I wish every Ole Miss student would watch this film, or rather, every student in America. I ended this film appalled, outraged, disgusted, angry, and diffused, feeling that america’s racial tensions will never give slack.
Delta Blind Spot
Mississippi Narrative Short (6 minutes)
Director: John W. Bateman
Screens: Saturday, 5:15 pm
Malco Screen 1
Rating: 7/10
Post-segregation Mississippi is a time many of us have only heard about, but this poignant piece gives perspective to being perceived “to be who you spend you time with,” when three young students find themselves in a “white-only” cafe while their professor is identified by a white supremacist, known for having fatally shot Medgar Evers.
Go, Go Boy
LGBTQIA+ Short (6 minutes)
Director: Oriana Oppice
Screens: Friday, 2:30 pm with Queen of Lapa
Malco Screen 4
Rating: 8/10
This short features a young boy living out his fantasies of being a performer that he has only a small way to channel through wrestling practices each week. Marcus Owens is the young actor that renders fantastic dancing skills in this delightful short.
Singing Out
Mississippi Documentary Short
Director: Mary Stanton Knight
Screens: Friday, 7:15 pm
Malco Screen 1
Rating: 8.5/10
This short follows two LGBTQIA singers local to Mississippi: Mattie Thrasher and Morgan Pennington (And the Echo).

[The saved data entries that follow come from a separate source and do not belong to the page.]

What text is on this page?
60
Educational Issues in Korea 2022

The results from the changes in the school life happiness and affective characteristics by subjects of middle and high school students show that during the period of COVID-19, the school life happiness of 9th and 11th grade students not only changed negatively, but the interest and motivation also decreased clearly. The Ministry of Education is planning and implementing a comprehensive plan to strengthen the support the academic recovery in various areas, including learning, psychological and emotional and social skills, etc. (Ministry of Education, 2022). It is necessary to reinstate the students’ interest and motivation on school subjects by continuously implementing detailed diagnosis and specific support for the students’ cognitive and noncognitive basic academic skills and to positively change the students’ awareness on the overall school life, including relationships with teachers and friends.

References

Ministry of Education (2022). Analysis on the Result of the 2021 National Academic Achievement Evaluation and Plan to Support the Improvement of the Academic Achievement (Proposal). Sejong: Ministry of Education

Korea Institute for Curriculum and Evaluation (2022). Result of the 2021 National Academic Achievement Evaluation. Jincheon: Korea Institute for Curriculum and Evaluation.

Together and separately they have helped to shape the music landscape of the past give years in Oxford, while opening the conversation up to other identifying members of the gay community. They discuss their struggles with identity in an unwelcoming state and their struggles with their families and hometowns, and how creating music in Oxford has helped them to find a new sense of home and place.